GOAL: to export IPCC authors data from MySQL database back to CSV to perform QA checks in ipcc-facts-checking
Differences in the structure of the source for authors data in IPCC assessment reports and the structure of the database where the data is stored make it hard to perform analyses for Quality Assurance.
This project fills this gap by formatting data from the database in chunks matching the contents and organization of the source documents: for each chapter, authors are sorted first by role, then by last name and first name, and authors are listed with full names and countries. On the other hand, only the lists of authors in annexes mention the institutions.
Run feedback.sh
, providing the optional user
, host
and password
to connect to the MySQL database (by default as root@localhost without
password).
The CSV data is exported as separate files for each chapter and annex,
to the ipcc-facts-checking
folder of the git submodule within this
repository.
The exported data can then be committed in the ipcc-facts-checking
submodule and pushed to the remote repository on GitHub.

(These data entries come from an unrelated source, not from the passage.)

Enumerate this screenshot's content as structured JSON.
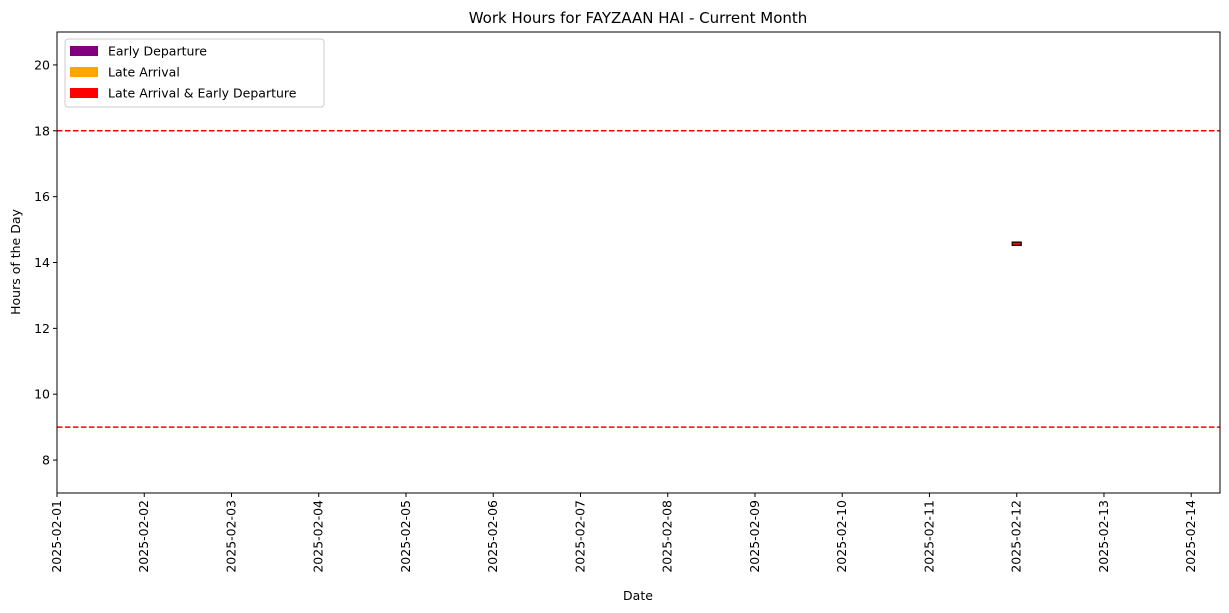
{
  "chart_data": {
    "type": "bar",
    "title": "Work Hours for FAYZAAN HAI - Current Month",
    "xlabel": "Date",
    "ylabel": "Hours of the Day",
    "x_ticks": [
      "2025-02-01",
      "2025-02-02",
      "2025-02-03",
      "2025-02-04",
      "2025-02-05",
      "2025-02-06",
      "2025-02-07",
      "2025-02-08",
      "2025-02-09",
      "2025-02-10",
      "2025-02-11",
      "2025-02-12",
      "2025-02-13",
      "2025-02-14"
    ],
    "y_ticks": [
      8,
      10,
      12,
      14,
      16,
      18,
      20
    ],
    "xlim": [
      "2025-02-01",
      "2025-02-14.33"
    ],
    "ylim": [
      7,
      21
    ],
    "grid": false,
    "legend_position": "top-left",
    "legend": [
      {
        "label": "Early Departure",
        "color": "#800080"
      },
      {
        "label": "Late Arrival",
        "color": "#ffa500"
      },
      {
        "label": "Late Arrival & Early Departure",
        "color": "#ff0000"
      }
    ],
    "reference_lines": [
      {
        "y": 18,
        "color": "#ff0000",
        "style": "dashed"
      },
      {
        "y": 9,
        "color": "#ff0000",
        "style": "dashed"
      }
    ],
    "bars": [
      {
        "date": "2025-02-12",
        "start_hour": 14.52,
        "end_hour": 14.62,
        "category": "Late Arrival & Early Departure",
        "color": "#ff0000"
      }
    ]
  }
}
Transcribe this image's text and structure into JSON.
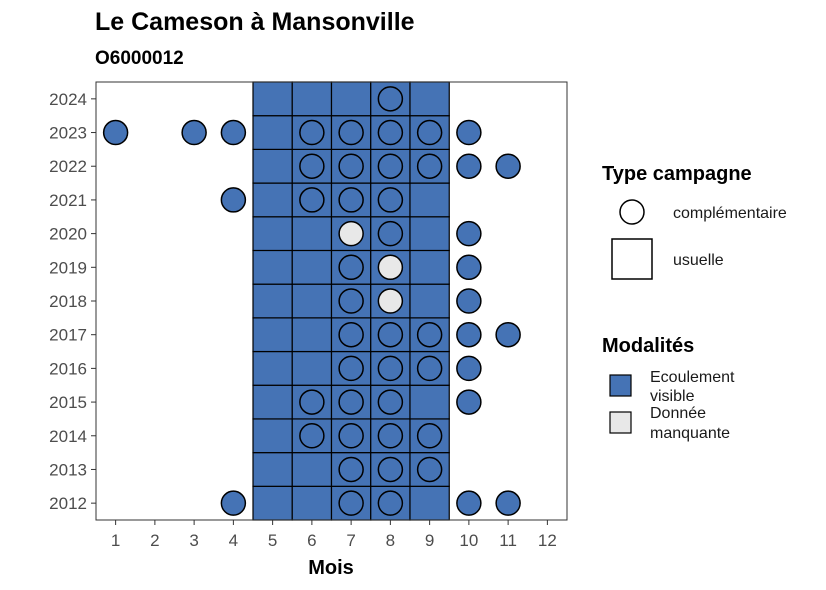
{
  "chart_data": {
    "type": "heatmap",
    "title": "Le Cameson à Mansonville",
    "subtitle": "O6000012",
    "xlabel": "Mois",
    "ylabel": "",
    "x_ticks": [
      "1",
      "2",
      "3",
      "4",
      "5",
      "6",
      "7",
      "8",
      "9",
      "10",
      "11",
      "12"
    ],
    "y_ticks": [
      "2012",
      "2013",
      "2014",
      "2015",
      "2016",
      "2017",
      "2018",
      "2019",
      "2020",
      "2021",
      "2022",
      "2023",
      "2024"
    ],
    "xlim": [
      0.5,
      12.5
    ],
    "ylim": [
      2011.5,
      2024.5
    ],
    "grid": false,
    "legend_placement": "right",
    "colors": {
      "Ecoulement visible": "#4573b5",
      "Donnée manquante": "#e8e8e8",
      "border": "#000000"
    },
    "legends": [
      {
        "title": "Type campagne",
        "entries": [
          {
            "label": "complémentaire",
            "shape": "circle"
          },
          {
            "label": "usuelle",
            "shape": "square"
          }
        ]
      },
      {
        "title": "Modalités",
        "entries": [
          {
            "label_lines": [
              "Ecoulement",
              "visible"
            ],
            "key": "Ecoulement visible"
          },
          {
            "label_lines": [
              "Donnée",
              "manquante"
            ],
            "key": "Donnée manquante"
          }
        ]
      }
    ],
    "usuelle": {
      "months": [
        5,
        6,
        7,
        8,
        9
      ],
      "years": [
        2012,
        2013,
        2014,
        2015,
        2016,
        2017,
        2018,
        2019,
        2020,
        2021,
        2022,
        2023,
        2024
      ],
      "modality": "Ecoulement visible"
    },
    "complementaire": [
      {
        "year": 2024,
        "month": 8,
        "modality": "Ecoulement visible"
      },
      {
        "year": 2023,
        "month": 1,
        "modality": "Ecoulement visible"
      },
      {
        "year": 2023,
        "month": 3,
        "modality": "Ecoulement visible"
      },
      {
        "year": 2023,
        "month": 4,
        "modality": "Ecoulement visible"
      },
      {
        "year": 2023,
        "month": 6,
        "modality": "Ecoulement visible"
      },
      {
        "year": 2023,
        "month": 7,
        "modality": "Ecoulement visible"
      },
      {
        "year": 2023,
        "month": 8,
        "modality": "Ecoulement visible"
      },
      {
        "year": 2023,
        "month": 9,
        "modality": "Ecoulement visible"
      },
      {
        "year": 2023,
        "month": 10,
        "modality": "Ecoulement visible"
      },
      {
        "year": 2022,
        "month": 6,
        "modality": "Ecoulement visible"
      },
      {
        "year": 2022,
        "month": 7,
        "modality": "Ecoulement visible"
      },
      {
        "year": 2022,
        "month": 8,
        "modality": "Ecoulement visible"
      },
      {
        "year": 2022,
        "month": 9,
        "modality": "Ecoulement visible"
      },
      {
        "year": 2022,
        "month": 10,
        "modality": "Ecoulement visible"
      },
      {
        "year": 2022,
        "month": 11,
        "modality": "Ecoulement visible"
      },
      {
        "year": 2021,
        "month": 4,
        "modality": "Ecoulement visible"
      },
      {
        "year": 2021,
        "month": 6,
        "modality": "Ecoulement visible"
      },
      {
        "year": 2021,
        "month": 7,
        "modality": "Ecoulement visible"
      },
      {
        "year": 2021,
        "month": 8,
        "modality": "Ecoulement visible"
      },
      {
        "year": 2020,
        "month": 7,
        "modality": "Donnée manquante"
      },
      {
        "year": 2020,
        "month": 8,
        "modality": "Ecoulement visible"
      },
      {
        "year": 2020,
        "month": 10,
        "modality": "Ecoulement visible"
      },
      {
        "year": 2019,
        "month": 7,
        "modality": "Ecoulement visible"
      },
      {
        "year": 2019,
        "month": 8,
        "modality": "Donnée manquante"
      },
      {
        "year": 2019,
        "month": 10,
        "modality": "Ecoulement visible"
      },
      {
        "year": 2018,
        "month": 7,
        "modality": "Ecoulement visible"
      },
      {
        "year": 2018,
        "month": 8,
        "modality": "Donnée manquante"
      },
      {
        "year": 2018,
        "month": 10,
        "modality": "Ecoulement visible"
      },
      {
        "year": 2017,
        "month": 7,
        "modality": "Ecoulement visible"
      },
      {
        "year": 2017,
        "month": 8,
        "modality": "Ecoulement visible"
      },
      {
        "year": 2017,
        "month": 9,
        "modality": "Ecoulement visible"
      },
      {
        "year": 2017,
        "month": 10,
        "modality": "Ecoulement visible"
      },
      {
        "year": 2017,
        "month": 11,
        "modality": "Ecoulement visible"
      },
      {
        "year": 2016,
        "month": 7,
        "modality": "Ecoulement visible"
      },
      {
        "year": 2016,
        "month": 8,
        "modality": "Ecoulement visible"
      },
      {
        "year": 2016,
        "month": 9,
        "modality": "Ecoulement visible"
      },
      {
        "year": 2016,
        "month": 10,
        "modality": "Ecoulement visible"
      },
      {
        "year": 2015,
        "month": 6,
        "modality": "Ecoulement visible"
      },
      {
        "year": 2015,
        "month": 7,
        "modality": "Ecoulement visible"
      },
      {
        "year": 2015,
        "month": 8,
        "modality": "Ecoulement visible"
      },
      {
        "year": 2015,
        "month": 10,
        "modality": "Ecoulement visible"
      },
      {
        "year": 2014,
        "month": 6,
        "modality": "Ecoulement visible"
      },
      {
        "year": 2014,
        "month": 7,
        "modality": "Ecoulement visible"
      },
      {
        "year": 2014,
        "month": 8,
        "modality": "Ecoulement visible"
      },
      {
        "year": 2014,
        "month": 9,
        "modality": "Ecoulement visible"
      },
      {
        "year": 2013,
        "month": 7,
        "modality": "Ecoulement visible"
      },
      {
        "year": 2013,
        "month": 8,
        "modality": "Ecoulement visible"
      },
      {
        "year": 2013,
        "month": 9,
        "modality": "Ecoulement visible"
      },
      {
        "year": 2012,
        "month": 4,
        "modality": "Ecoulement visible"
      },
      {
        "year": 2012,
        "month": 7,
        "modality": "Ecoulement visible"
      },
      {
        "year": 2012,
        "month": 8,
        "modality": "Ecoulement visible"
      },
      {
        "year": 2012,
        "month": 10,
        "modality": "Ecoulement visible"
      },
      {
        "year": 2012,
        "month": 11,
        "modality": "Ecoulement visible"
      }
    ]
  }
}
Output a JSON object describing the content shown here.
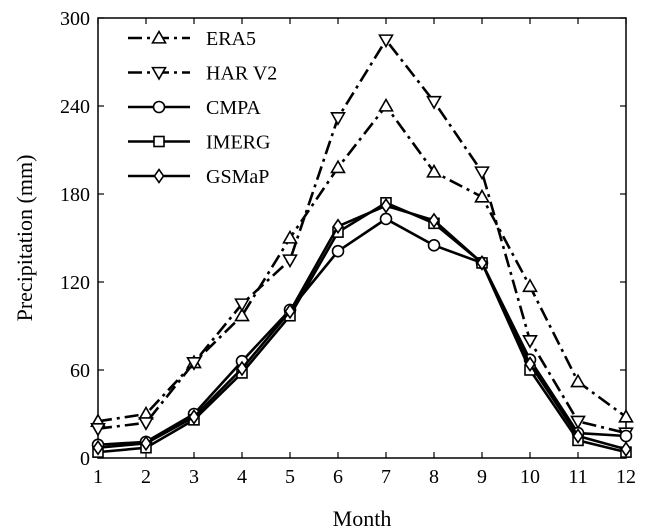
{
  "chart_data": {
    "type": "line",
    "xlabel": "Month",
    "ylabel": "Precipitation (mm)",
    "x": [
      1,
      2,
      3,
      4,
      5,
      6,
      7,
      8,
      9,
      10,
      11,
      12
    ],
    "xlim": [
      1,
      12
    ],
    "ylim": [
      0,
      300
    ],
    "xticks": [
      1,
      2,
      3,
      4,
      5,
      6,
      7,
      8,
      9,
      10,
      11,
      12
    ],
    "yticks": [
      0,
      60,
      120,
      180,
      240,
      300
    ],
    "grid": false,
    "legend_position": "top-left",
    "series": [
      {
        "name": "ERA5",
        "marker": "triangle-up",
        "line_style": "dash-dot",
        "values": [
          25,
          30,
          65,
          97,
          150,
          198,
          240,
          195,
          178,
          117,
          52,
          28
        ]
      },
      {
        "name": "HAR V2",
        "marker": "triangle-down",
        "line_style": "dash-dot",
        "values": [
          20,
          24,
          65,
          105,
          135,
          232,
          285,
          243,
          195,
          80,
          25,
          17
        ]
      },
      {
        "name": "CMPA",
        "marker": "circle",
        "line_style": "solid",
        "values": [
          9,
          11,
          30,
          66,
          101,
          141,
          163,
          145,
          133,
          67,
          17,
          15
        ]
      },
      {
        "name": "IMERG",
        "marker": "square",
        "line_style": "solid",
        "values": [
          4,
          7,
          26,
          58,
          97,
          154,
          174,
          160,
          133,
          60,
          12,
          4
        ]
      },
      {
        "name": "GSMaP",
        "marker": "diamond",
        "line_style": "solid",
        "values": [
          7,
          10,
          28,
          61,
          100,
          158,
          172,
          162,
          133,
          64,
          15,
          6
        ]
      }
    ]
  }
}
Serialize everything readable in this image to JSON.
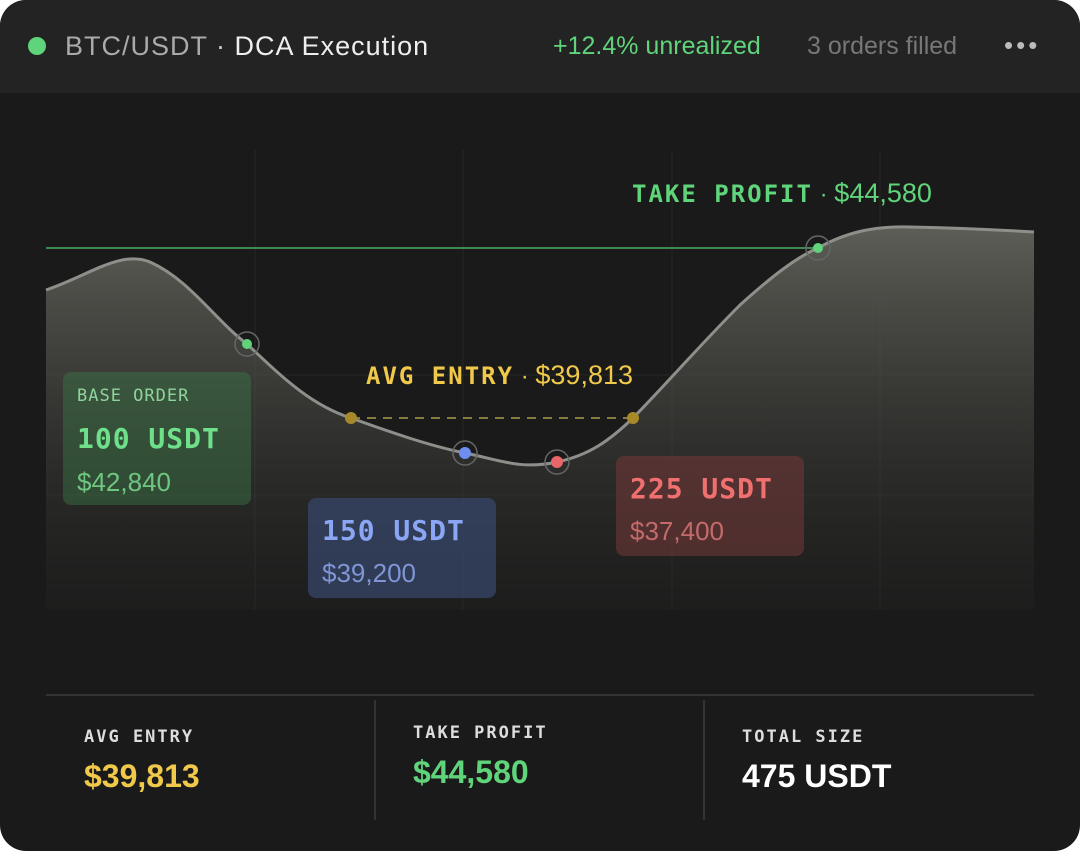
{
  "header": {
    "pair": "BTC/USDT",
    "separator": "·",
    "title": "DCA Execution",
    "pnl": "+12.4% unrealized",
    "status": "3 orders filled"
  },
  "chart": {
    "take_profit": {
      "label": "TAKE PROFIT",
      "price": "$44,580"
    },
    "avg_entry": {
      "label": "AVG ENTRY",
      "price": "$39,813"
    },
    "orders": [
      {
        "tag": "BASE ORDER",
        "size": "100 USDT",
        "price": "$42,840"
      },
      {
        "size": "150 USDT",
        "price": "$39,200"
      },
      {
        "size": "225 USDT",
        "price": "$37,400"
      }
    ]
  },
  "stats": [
    {
      "label": "AVG ENTRY",
      "value": "$39,813"
    },
    {
      "label": "TAKE PROFIT",
      "value": "$44,580"
    },
    {
      "label": "TOTAL SIZE",
      "value": "475 USDT"
    }
  ]
}
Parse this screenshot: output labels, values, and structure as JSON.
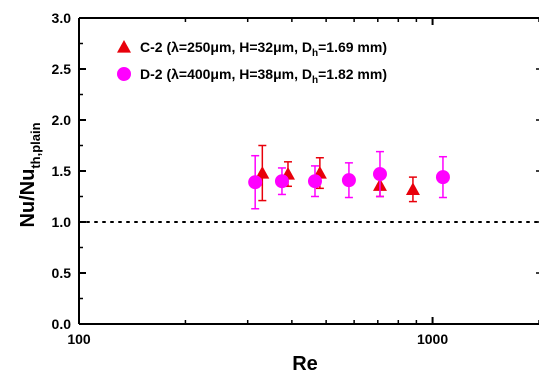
{
  "chart_data": {
    "type": "scatter",
    "xlabel": "Re",
    "ylabel": {
      "main": "Nu/Nu",
      "sub": "th,plain"
    },
    "x_scale": "log",
    "xlim": [
      100,
      2000
    ],
    "ylim": [
      0,
      3.0
    ],
    "x_ticks": [
      100,
      1000
    ],
    "x_tick_labels": [
      "100",
      "1000"
    ],
    "y_ticks": [
      0,
      0.5,
      1.0,
      1.5,
      2.0,
      2.5,
      3.0
    ],
    "y_tick_labels": [
      "0.0",
      "0.5",
      "1.0",
      "1.5",
      "2.0",
      "2.5",
      "3.0"
    ],
    "reference_line": {
      "y": 1.0,
      "style": "dotted"
    },
    "legend_position": "top-left",
    "series": [
      {
        "name": "C-2 (λ=250μm, H=32μm, D",
        "name_sub": "h",
        "name_tail": "=1.69 mm)",
        "marker": "triangle",
        "color": "#e8000b",
        "points": [
          {
            "x": 330,
            "y": 1.48,
            "err": 0.27
          },
          {
            "x": 390,
            "y": 1.47,
            "err": 0.12
          },
          {
            "x": 480,
            "y": 1.48,
            "err": 0.15
          },
          {
            "x": 710,
            "y": 1.36,
            "err": 0.11
          },
          {
            "x": 880,
            "y": 1.32,
            "err": 0.12
          }
        ]
      },
      {
        "name": "D-2 (λ=400μm, H=38μm, D",
        "name_sub": "h",
        "name_tail": "=1.82 mm)",
        "marker": "circle",
        "color": "#ff00ff",
        "points": [
          {
            "x": 315,
            "y": 1.39,
            "err": 0.26
          },
          {
            "x": 375,
            "y": 1.4,
            "err": 0.13
          },
          {
            "x": 465,
            "y": 1.4,
            "err": 0.15
          },
          {
            "x": 580,
            "y": 1.41,
            "err": 0.17
          },
          {
            "x": 710,
            "y": 1.47,
            "err": 0.22
          },
          {
            "x": 1070,
            "y": 1.44,
            "err": 0.2
          }
        ]
      }
    ]
  },
  "colors": {
    "axis": "#000000",
    "series_c2": "#e8000b",
    "series_d2": "#ff00ff"
  }
}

The selection and formatting of data is performed in SQL, with a
distinct query for each exported dataset. Common parts are extracted
to separate files including queries with variables, which are then
shared by multiple scripts, each setting different values to the
variables to customize the common behavior before triggering its
execution with the source
instruction.
The output of each SQL script is filtered by the shell script
tsv2csv.sh
to convert it from TSV to CSV before saving the file
as back.csv
in the same folder as the reference PDF document
for the QA checks within ipcc-facts-checking
subdirectory.